Вот почему мне кажется, что и Добролюбов, не отними его у нас смерть так ужасно рано, совершенно изменил бы своё молодое политическое настроение. И в критике (Белинский), и в публицистике мы знаем примеры подобных эволюций. Не говоря о мелких случаях, достаточно назвать весьма либерального в юности Каткова.
Бездарные писатели, у которых душа представляет граммофонную пластинку, напетую чужими внушениями, те, конечно, не меняются, а только изнашиваются; живое же вечно движется: «дух дышит, где хочет».
Настроение Добролюбова было вовсе не революционное, а только молодое, в стиле его эпохи. Возможно, точнее—необходимо, что это настроение прошло бы с молодостью. Не только ум и талант, но и удивительная честность натуры Добролюбова непременно вывели бы его на путь правдивой критики, отрицательной в отношении всякой лжи. Не нужно слишком долго изучать Добролюбова, чтобы убедиться, что он уже видел всю фальшь и лицемерие той партии, которая тогда называла себя либеральной.
Он уже начинал выступать—и довольно резко—против либеральной лжи, он уже начинал поднимать против себя бурю фарисейского негодования «передовых» кружков, и может быть только смерть спасла его от дальнейшего расхождения с радикалами и от их анафемы. Что это так, сошлюсь не на нынешних еврейских крикунов, которые лично не знали Добролюбова и, вероятно, даже не читали его никогда (у нас это довольно распространённый обычай—судить о писателе по его репутации). Сошлюсь на покойного Пыпина, правоверного либерала, который знал Добролюбова и внимательно читал его.
Пыпин был честный человек. Как ни выгодно было для лагеря, к которому принадлежал Пыпин, представлять Добролюбова крайним отрицателем—но Пыпин старался разрушить эту легенду. Вот что говорит Пыпин:
«В противоположность тому, что говорилось потом об общественной тенденциозности критики Добролюбова, он был скорее именно противник тенденциозного искусства и высоко ценил именно те произведения, которые созданы были свободным художественным творчеством, вне каких-либо тенденциозных намерений писателя... Добролюбов недоверчиво относился к ходячей тогда восторженной декламации («в наше время, когда» и т.д.). Он не мог выносить фальшивых нот лицемерия, глупых восторгов, наивного пустословия, неумения понять настоящего положения вещей... Отсюда вырастала его раздражительность, его остроумие всё больше принимало тон язвительной насмешки и желчной иронии».

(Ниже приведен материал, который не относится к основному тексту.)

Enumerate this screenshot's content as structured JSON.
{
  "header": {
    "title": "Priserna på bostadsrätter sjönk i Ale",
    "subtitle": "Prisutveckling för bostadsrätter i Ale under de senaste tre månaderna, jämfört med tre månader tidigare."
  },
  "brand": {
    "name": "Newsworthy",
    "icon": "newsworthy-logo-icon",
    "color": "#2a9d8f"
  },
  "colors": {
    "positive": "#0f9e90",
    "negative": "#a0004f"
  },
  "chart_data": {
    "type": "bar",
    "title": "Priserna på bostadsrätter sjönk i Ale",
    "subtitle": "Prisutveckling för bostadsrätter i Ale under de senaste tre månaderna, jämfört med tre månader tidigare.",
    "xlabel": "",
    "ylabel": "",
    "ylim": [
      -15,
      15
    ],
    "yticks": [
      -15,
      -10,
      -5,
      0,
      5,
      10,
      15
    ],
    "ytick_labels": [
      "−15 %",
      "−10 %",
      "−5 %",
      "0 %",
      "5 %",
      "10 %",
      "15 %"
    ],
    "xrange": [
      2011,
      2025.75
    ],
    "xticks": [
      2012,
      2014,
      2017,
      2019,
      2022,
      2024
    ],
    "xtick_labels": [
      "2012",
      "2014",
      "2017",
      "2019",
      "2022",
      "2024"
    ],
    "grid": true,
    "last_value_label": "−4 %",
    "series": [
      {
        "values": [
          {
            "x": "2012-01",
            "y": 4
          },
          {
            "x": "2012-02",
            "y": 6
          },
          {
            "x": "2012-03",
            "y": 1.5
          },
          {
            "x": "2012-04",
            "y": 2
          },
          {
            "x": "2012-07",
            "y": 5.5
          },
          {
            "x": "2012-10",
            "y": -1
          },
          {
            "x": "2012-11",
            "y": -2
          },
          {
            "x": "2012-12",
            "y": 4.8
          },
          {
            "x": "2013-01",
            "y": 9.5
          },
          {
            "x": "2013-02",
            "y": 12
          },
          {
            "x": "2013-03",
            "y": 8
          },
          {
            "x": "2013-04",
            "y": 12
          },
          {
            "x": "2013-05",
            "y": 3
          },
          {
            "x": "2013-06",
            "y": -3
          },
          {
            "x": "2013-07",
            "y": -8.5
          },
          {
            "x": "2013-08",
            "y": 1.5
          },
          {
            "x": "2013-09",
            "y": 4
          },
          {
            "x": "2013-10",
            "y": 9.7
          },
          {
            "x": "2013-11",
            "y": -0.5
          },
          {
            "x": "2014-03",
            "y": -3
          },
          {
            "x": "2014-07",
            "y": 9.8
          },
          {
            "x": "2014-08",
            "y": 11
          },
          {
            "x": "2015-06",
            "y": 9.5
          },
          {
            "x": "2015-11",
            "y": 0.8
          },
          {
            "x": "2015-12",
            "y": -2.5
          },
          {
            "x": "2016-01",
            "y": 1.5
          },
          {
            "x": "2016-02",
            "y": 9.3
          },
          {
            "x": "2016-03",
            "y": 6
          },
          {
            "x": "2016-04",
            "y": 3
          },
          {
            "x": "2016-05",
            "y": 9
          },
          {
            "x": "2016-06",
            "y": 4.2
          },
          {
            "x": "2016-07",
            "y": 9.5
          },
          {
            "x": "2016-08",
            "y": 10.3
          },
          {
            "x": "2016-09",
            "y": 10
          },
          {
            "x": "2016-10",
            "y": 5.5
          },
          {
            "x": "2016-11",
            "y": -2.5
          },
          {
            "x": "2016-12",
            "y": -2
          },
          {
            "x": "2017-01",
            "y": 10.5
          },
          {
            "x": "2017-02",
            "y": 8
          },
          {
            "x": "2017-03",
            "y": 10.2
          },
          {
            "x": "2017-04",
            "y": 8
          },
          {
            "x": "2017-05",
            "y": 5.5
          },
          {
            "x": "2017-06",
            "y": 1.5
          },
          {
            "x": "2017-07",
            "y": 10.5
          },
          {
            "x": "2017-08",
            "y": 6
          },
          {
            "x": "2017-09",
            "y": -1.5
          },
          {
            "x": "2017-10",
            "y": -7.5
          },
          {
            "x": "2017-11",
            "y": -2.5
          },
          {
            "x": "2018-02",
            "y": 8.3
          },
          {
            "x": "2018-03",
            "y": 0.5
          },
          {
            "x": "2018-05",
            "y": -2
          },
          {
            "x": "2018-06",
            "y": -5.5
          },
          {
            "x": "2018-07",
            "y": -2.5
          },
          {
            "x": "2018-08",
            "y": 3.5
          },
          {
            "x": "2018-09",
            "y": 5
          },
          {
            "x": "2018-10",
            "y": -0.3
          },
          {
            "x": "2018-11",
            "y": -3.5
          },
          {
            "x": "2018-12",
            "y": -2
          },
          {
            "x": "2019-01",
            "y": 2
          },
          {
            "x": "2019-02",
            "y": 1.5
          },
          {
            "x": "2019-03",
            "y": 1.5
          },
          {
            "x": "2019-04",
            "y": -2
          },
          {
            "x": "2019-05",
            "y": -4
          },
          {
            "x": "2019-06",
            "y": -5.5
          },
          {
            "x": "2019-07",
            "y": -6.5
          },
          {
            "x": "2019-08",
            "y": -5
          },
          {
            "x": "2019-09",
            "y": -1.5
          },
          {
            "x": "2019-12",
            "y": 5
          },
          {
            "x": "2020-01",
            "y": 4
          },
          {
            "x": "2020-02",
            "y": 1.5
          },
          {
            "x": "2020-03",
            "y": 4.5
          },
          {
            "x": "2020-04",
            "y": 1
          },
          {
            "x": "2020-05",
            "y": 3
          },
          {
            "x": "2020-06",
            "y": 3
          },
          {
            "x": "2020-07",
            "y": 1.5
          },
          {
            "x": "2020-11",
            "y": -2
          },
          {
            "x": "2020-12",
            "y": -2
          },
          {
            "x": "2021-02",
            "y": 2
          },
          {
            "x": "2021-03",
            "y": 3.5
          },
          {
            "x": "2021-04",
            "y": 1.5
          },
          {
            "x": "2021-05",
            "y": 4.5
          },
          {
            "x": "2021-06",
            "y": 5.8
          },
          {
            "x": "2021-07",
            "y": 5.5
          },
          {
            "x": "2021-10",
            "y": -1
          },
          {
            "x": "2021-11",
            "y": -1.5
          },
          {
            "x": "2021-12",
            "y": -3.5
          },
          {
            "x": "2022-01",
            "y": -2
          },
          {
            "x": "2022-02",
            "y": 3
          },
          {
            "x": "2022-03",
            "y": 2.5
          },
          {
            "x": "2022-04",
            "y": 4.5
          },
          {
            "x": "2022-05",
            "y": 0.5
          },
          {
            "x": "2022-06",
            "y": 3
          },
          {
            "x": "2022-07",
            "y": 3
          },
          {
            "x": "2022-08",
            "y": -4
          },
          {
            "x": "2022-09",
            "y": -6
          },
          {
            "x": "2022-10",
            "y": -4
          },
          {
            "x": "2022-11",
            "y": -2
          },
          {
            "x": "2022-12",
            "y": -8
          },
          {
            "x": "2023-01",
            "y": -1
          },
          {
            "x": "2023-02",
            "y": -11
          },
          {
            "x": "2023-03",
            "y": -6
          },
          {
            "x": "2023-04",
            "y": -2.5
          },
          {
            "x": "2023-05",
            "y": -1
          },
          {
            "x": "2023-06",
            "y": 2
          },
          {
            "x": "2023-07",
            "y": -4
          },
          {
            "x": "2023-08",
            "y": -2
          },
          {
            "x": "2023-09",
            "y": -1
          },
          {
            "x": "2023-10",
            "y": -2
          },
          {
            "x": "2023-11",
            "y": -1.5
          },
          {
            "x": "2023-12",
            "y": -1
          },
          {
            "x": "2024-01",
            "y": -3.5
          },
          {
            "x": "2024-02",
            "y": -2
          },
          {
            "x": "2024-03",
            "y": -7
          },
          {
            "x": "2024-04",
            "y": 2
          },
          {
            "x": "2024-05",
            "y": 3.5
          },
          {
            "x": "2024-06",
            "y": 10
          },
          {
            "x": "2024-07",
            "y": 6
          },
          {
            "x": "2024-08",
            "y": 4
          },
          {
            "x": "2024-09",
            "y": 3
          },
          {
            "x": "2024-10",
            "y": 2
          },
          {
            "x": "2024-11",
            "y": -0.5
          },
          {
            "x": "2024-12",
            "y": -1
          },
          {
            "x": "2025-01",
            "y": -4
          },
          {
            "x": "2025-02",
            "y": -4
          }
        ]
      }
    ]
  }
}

Пыпин прибавляет, что «шутки и насмешки Добролюбова в «Свистке» вызывали немало недовольства и прямой вражды». Против кого же были направлены эти шутки и насмешки? Да по преимуществу против радикалов той эпохи.
Вот что говорит другой либеральный биограф Добролюбова, С.А.Венгеров:
«Стоит только сколько-нибудь внимательно присмотреться к написанному Добролюбовым в «Свистке», чтобы убедиться, что за исключением весьма немногих и весьма мягких насмешек над Погодиным и Вернадским, добролюбовская «свистопляска» почти вся не только не направлена против «авторитетов», а напротив того, иронизирует над людьми почти «своими». Добролюбова возмущала стадность нашего внезапно народившегося «прогресса», искренней натуре его претило парадирование прогрессивностью. И вот в подавляющем количестве случаев «Свисток» смеётся над Бенедиктовым, Розенгеймом, Кокоревым, Львовым, Семевским, Соллогубом, которые «протрубили нам уши, вопия о правде, гласности, взятках, свободе торговли, вреде откупов, гнусности угнетения» и пр."
Повторяю, может быть, только смерть спасла умного и честного Добролюбова от полного разрыва с современной ему радикальной дрянью и от безпощадного преследования его со стороны этой дряни.
Примите ещё в расчёт, что Добролюбов, скончавшийся в 1861 г., не дожил до разгара тогдашнего общественного мятежа, и вся грязь, выкинутая из радикальных подонков, была ему ещё не известна. Доживи он до эпохи душегубов вроде Нечаева и Каракозова, до эпохи коммун с «восьмиспальными кроватями», до эпохи еврейского наплыва в журналистику—нет сомнения, что именно в силу искренности и безстрашия, свойственных таланту, он объявил бы жестокую войну им.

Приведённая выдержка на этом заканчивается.